Le passage à Verdi (Don Carlos) redonne des couleurs à nos deux interprètes qui se révèlent beaucoup plus à l’aise dans cette musique. Qu’il s’agisse de leur interprétation de la cavatine Je l’ai vue chantée par John Osborn, ou de l’air Carlos, écoute (Rodrigue) chanté par Alexandre Duhamel, les deux solistes ont été nettement plus convaincants. Le duo Le voilà, c’est l’Infant… Dieu, tu semas dans nos âmes est une réussite.
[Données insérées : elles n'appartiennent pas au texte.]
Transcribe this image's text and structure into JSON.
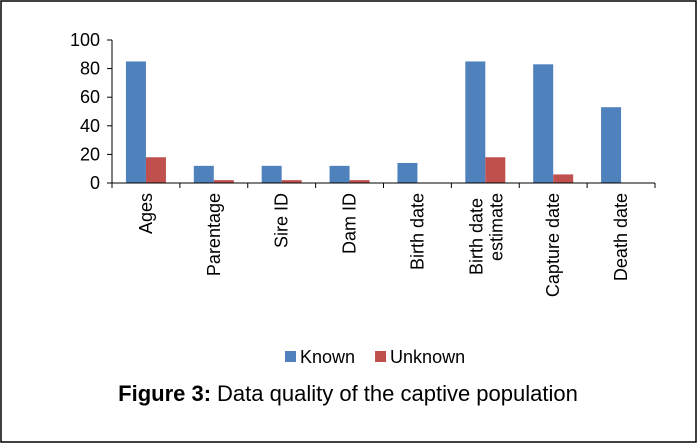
{
  "chart_data": {
    "type": "bar",
    "categories": [
      "Ages",
      "Parentage",
      "Sire ID",
      "Dam ID",
      "Birth date",
      "Birth date estimate",
      "Capture date",
      "Death date"
    ],
    "series": [
      {
        "name": "Known",
        "color": "#4f81bd",
        "values": [
          85,
          12,
          12,
          12,
          14,
          85,
          83,
          53
        ]
      },
      {
        "name": "Unknown",
        "color": "#c0504d",
        "values": [
          18,
          2,
          2,
          2,
          0,
          18,
          6,
          0
        ]
      }
    ],
    "ylim": [
      0,
      100
    ],
    "yticks": [
      0,
      20,
      40,
      60,
      80,
      100
    ],
    "grid": false,
    "legend": "bottom",
    "caption_label": "Figure 3:",
    "caption": "Data quality of the captive population"
  }
}
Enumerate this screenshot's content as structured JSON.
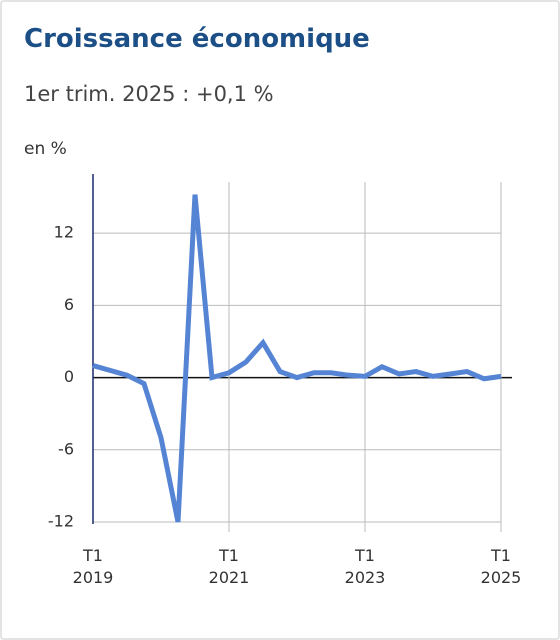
{
  "chart_data": {
    "type": "line",
    "title": "Croissance économique",
    "subtitle": "1er trim. 2025 : +0,1 %",
    "y_axis_label": "en %",
    "categories": [
      "T1\n2019",
      null,
      null,
      null,
      null,
      null,
      null,
      null,
      "T1\n2021",
      null,
      null,
      null,
      null,
      null,
      null,
      null,
      "T1\n2023",
      null,
      null,
      null,
      null,
      null,
      null,
      null,
      "T1\n2025"
    ],
    "series": [
      {
        "name": "Croissance",
        "color": "#5584d4",
        "values": [
          1.0,
          0.6,
          0.2,
          -0.5,
          -5.0,
          -12.0,
          15.2,
          0.0,
          0.4,
          1.3,
          2.9,
          0.5,
          0.0,
          0.4,
          0.4,
          0.2,
          0.1,
          0.9,
          0.3,
          0.5,
          0.1,
          0.3,
          0.5,
          -0.1,
          0.1
        ]
      }
    ],
    "ylim": [
      -12,
      16.5
    ],
    "yticks": [
      -12,
      -6,
      0,
      6,
      12
    ],
    "grid": true
  }
}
Soutenus par un orchestre puissant et maîtrisé (superbes cordes), nos deux interprètes ont bien achevé, avec talent, la partie lyrique de ce concert.

L’histoire est connue, mais on ne se lasse pas de la rappeler. Composée par Georges Bizet à l’âge de dix-sept ans, considérée alors par son auteur comme un simple exercice de style, ce « bijou symphonique » qu’est la Symphonie en ut ne fut jamais jouée de son vivant. Il a fallu attendre 1935 pour que, découverte dans un legs du compositeur Reynaldo Hahn au Conservatoire de Paris, elle stupéfie ses premiers auditeurs par sa beauté tranquille, l’empreinte du génie de celui qui avouait que le théâtre l’intéressait plus que la symphonie : coup d’essai, coup de maître !

Bertrand de Billy

Comprenant quatre mouvements, l’ouvrage est un enchantement. Tour à tour primesautière et mélancolique (le chant du hautbois), très mozartienne, telle est la musique du premier mouvement. Le suivant, poétique et frémissant, est aussi élégiaque ; il impose au chef Bertrand de Billy de déposer la baguette et de poursuivre la direction de l’œuvre à mains nues. Le chant du hautbois ravit encore. Après un scherzo triomphant et bref, place, dans le dernier mouvement, à une sorte de fête au village, fanfaronne et pastorale. Bizet se révèle, dès son plus jeune âge, un très grand orchestrateur.

C’est un plaisir d’écouter, tout en implication, l’Orchestre National de France interpréter une telle œuvre. Tous les pupitres sont à féliciter, notamment pour la joie qu’ils ont eue de jouer cette musique qu’ils connaissent bien. Plaisir aussi de suivre Bertrand de Billy dans sa direction précise, très dépouillée, dépourvue de pathos, toute en énergie. Vive Bizet !

À noter la parution d’un livre-disque édité par « Bru Zane » dans la collection « Portraits », consacré à Georges Bizet et comportant 4 CDs.

 


Auditorium de Radio France – Paris
Mercredi 2 juillet 2025 – 20h

Programme
« Mignon » Ouverture – Ambroise Thomas
Airs et Duo extraits des « Pêcheurs de Perles » Georges Bizet
Airs et Duo extraits de « Don Carlos » Giuseppe Verdi
Symphonie en ut  » Georges Bizet

Distribution
John Osborn, ténor
Alexandre Duhamel, baryton
Orchestre National de France
Direction, Bertrand de Billy

 

 

 

 

 

 

 

Les années au Barreau, où il a été notamment actif dans le domaine des droits de l'homme, ne l'ont pas écarté de la musique, sa vraie passion. Cette même passion le conduit depuis une quinzaine d'années à assurer l'animation de deux émissions entièrement dédiées à l’actualité de la vie musicale sur Fréquence Protestante.